15 / HAMLE

1K 147 282
                                    













HAMLE





  Gücümün tükendiği anlar vardı. Mücadele etmekten yorulduğum, hapsolduğum karanlıktan korktuğum ve en önemlisi de kendime olan inancımı kaybettiğim anlar...

  Hayatımı sağlam adımlar atarak yaşadığım pek söylenemezdi. Tökezlemediğim tek bir an bile yoktu. Hep bi’ düşmenin eşiğinde yaşardım hayatı. Ya da her zaman yıkılmaya bir darbe kadar yakın...

  Kusurlarım vardı. Hem de çok fazla. Kırılgandım ve de alıngan. Kindardım da aynı zamanda. Bana yapılanı unutmuyor, unutamıyordum. Ama diğer yandan falzasıyla riyakardım da. Sevdiklerimi kayırıyor sevmediklerimi kalbimin soğuk köşelerine itekleyiveriyordum elimin tersiyle. Anılarımın işime geldiği kadarını hatırımda tutuyordum her zaman.

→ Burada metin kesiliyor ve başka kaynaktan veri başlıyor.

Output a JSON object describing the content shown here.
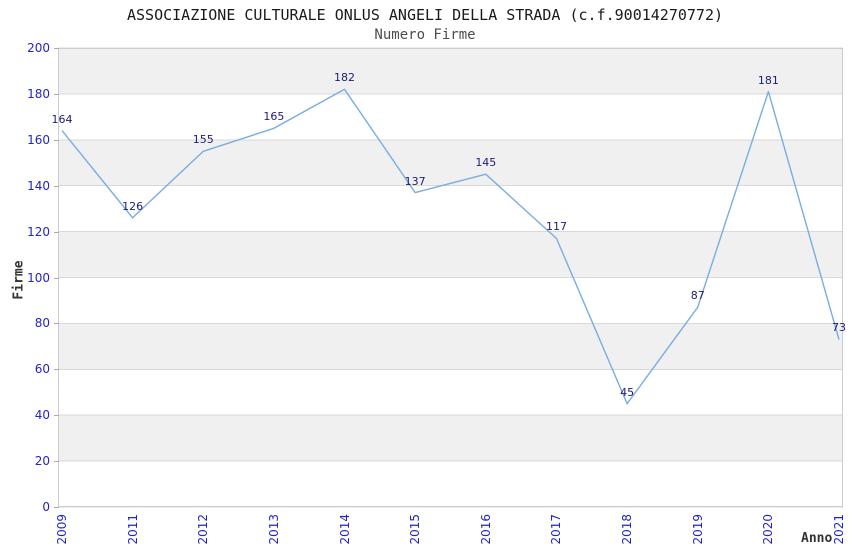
{
  "chart_data": {
    "type": "line",
    "title": "ASSOCIAZIONE CULTURALE ONLUS ANGELI DELLA STRADA (c.f.90014270772)",
    "subtitle": "Numero Firme",
    "ylabel": "Firme",
    "xlabel": "Anno",
    "categories": [
      "2009",
      "2011",
      "2012",
      "2013",
      "2014",
      "2015",
      "2016",
      "2017",
      "2018",
      "2019",
      "2020",
      "2021"
    ],
    "values": [
      164,
      126,
      155,
      165,
      182,
      137,
      145,
      117,
      45,
      87,
      181,
      73
    ],
    "ylim": [
      0,
      200
    ],
    "y_ticks": [
      0,
      20,
      40,
      60,
      80,
      100,
      120,
      140,
      160,
      180,
      200
    ],
    "grid": "horizontal-bands-every-20",
    "legend": "none",
    "colors": {
      "line": "#79ade1",
      "tick_label": "#2323cc",
      "data_label": "#1c1c78",
      "band": "#f0f0f0",
      "grid": "#d9d9d9",
      "border": "#cccccc",
      "title": "#1a1a1a",
      "subtitle": "#4d4d4d",
      "axis_title": "#333333"
    }
  }
}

  Hiç çekinmeden yalanlar söylerdim. Özellikle de kendime. İnsan kendine yalan söylemeyi alışkanlık haline getirdiğinde bunu çevresindekilere de yapmakta fazla sakınca görmüyordu. Yalan söylemeye alışmak bir bataklığa saplanmaktan farksızdı. Söylediğiniz her yalanda daha da derine saplanırdınız. An be an  o bataklığa gömüldüğümü bilsem de tercihimi hep yalanlardan yana kullanmıştım.

  Çünkü benim gerçeklerim, üstesinden gelemeyeceğim kadar ağırdı. Bu yüzden yalanların gölgesinde yaşıyordum hep. Bu da beni korkak bir insan yapıyordu.

  Hayatımda hiç simsiyah kanatları olan bir gece kelebeği görmemiştim. Hayatımda hiç bir kelebekle yalnızlığımı da paylaşmamıştım.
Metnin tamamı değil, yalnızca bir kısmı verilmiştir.